Quels sont les avantages fiscaux du PER ?

 

Les versements volontaires sont déductibles de l’assiette de l’impôt sur le revenu, dans la limite de certains plafonds. Lors d’une sortie en capital, les plus-values sont soumises au prélèvement forfaitaire unique de 30 %, dont 17,2 % de prélèvements sociaux. Quant au capital, il est assujetti au barème progressif de l’impôt sur le revenu, tout comme la rente qui, elle, bénéficie en plus d’un abattement de 10 % (3). Les sommes issues de l’épargne salariale, versées dans un PER collectif, sont exonérées d’impôt à l’entrée mais aussi à la sortie, à l’exception des prélèvements sociaux sur les plus-values.

 

 

Peut-on transférer des sommes issues de l’assurance vie vers un PER ?

 

Oui, si le contrat d’assurance vie a plus de 8 ans et si l’épargnant est à plus de cinq ans de son départ en retraite. Dans ces conditions, et jusqu’au 1er janvier 2023, les sommes peuvent être transférées vers un PER, en profitant d’un abattement fiscal sur les plus-values de 9 200 € pour un célibataire ou 18 400 € pour un couple.

 

 

Que deviennent les contrats PERP, Madelin, PERCO… ?

 

Ils ne sont plus commercialisés depuis le 1er octobre 2020. Toutefois, si vous êtes titulaire d’un de ces contrats, vous pouvez les conserver et continuer à faire des versements, aussi longtemps que vous le souhaitez et dans les mêmes conditions.

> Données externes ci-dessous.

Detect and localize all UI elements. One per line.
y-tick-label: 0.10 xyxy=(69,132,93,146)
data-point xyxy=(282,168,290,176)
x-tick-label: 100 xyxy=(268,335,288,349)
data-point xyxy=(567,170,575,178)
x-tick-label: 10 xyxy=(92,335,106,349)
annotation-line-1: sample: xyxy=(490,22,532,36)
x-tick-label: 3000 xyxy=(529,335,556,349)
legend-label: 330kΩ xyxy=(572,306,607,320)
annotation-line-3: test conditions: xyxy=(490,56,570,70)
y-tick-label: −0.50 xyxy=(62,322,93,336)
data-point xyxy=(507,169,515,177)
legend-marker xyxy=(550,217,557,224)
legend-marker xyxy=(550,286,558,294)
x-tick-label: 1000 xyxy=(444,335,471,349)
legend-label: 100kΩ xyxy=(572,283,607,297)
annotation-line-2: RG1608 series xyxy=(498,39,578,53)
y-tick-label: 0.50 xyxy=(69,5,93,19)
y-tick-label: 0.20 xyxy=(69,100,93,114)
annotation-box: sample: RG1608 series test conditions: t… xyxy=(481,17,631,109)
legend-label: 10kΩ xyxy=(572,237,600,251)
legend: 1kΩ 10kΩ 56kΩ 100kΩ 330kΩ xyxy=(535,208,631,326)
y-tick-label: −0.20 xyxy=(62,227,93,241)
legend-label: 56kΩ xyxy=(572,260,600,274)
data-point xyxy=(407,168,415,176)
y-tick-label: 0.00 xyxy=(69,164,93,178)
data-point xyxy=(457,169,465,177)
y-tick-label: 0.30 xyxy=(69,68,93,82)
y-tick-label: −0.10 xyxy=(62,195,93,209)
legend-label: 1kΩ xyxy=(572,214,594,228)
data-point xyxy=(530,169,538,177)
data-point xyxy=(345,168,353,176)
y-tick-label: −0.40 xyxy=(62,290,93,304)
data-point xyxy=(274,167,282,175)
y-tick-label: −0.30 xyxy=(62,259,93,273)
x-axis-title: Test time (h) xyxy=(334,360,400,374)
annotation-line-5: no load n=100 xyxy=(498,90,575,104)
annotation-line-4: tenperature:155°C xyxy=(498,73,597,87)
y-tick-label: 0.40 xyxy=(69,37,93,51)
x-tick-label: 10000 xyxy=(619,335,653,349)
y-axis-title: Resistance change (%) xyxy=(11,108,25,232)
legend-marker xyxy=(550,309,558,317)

Vous pouvez également les regrouper au sein d’un nouveau PER.

 

 

(1) Plan d’action pour la croissance et la transformation des entreprises - Loi n° 2019-486 du 22 mai 2019

 

(2) À l’exception du PER catégoriel.

 

(3) Sauf si les versements volontaires ne sont pas déductibles de l’impôt sur le revenu à l’entrée.

 

LE CAS DE MARC

Marc a travaillé dans plusieurs entreprises et il est aujourd’hui indépendant. Il cumule trois produits d’épargne retraite (PERP, PERCO et Madelin) dont les sommes ne peuvent pas être transférées d’un contrat à l’autre. Avec le nouveau PER, il dispose d’une unique solution d’épargne retraite bénéficiant d’avantages fiscaux. À chaque changement dans sa vie professionnelle, il peut transférer le montant dont il dispose d’un plan vers un autre au sein de son PER, sans frais s’il a détenu son produit pendant cinq ans.

 

 

10 %

D’ABATTEMENT

C’est l’avantage fiscal dont bénéficie le titu­laire d’un PER lorsqu’il récupère son épargne sous forme de rente, plutôt que sous forme de capital.(4)

 

(4) Si les versements volontaires sont déductibles de l'impôt sur le revenu à l'entrée.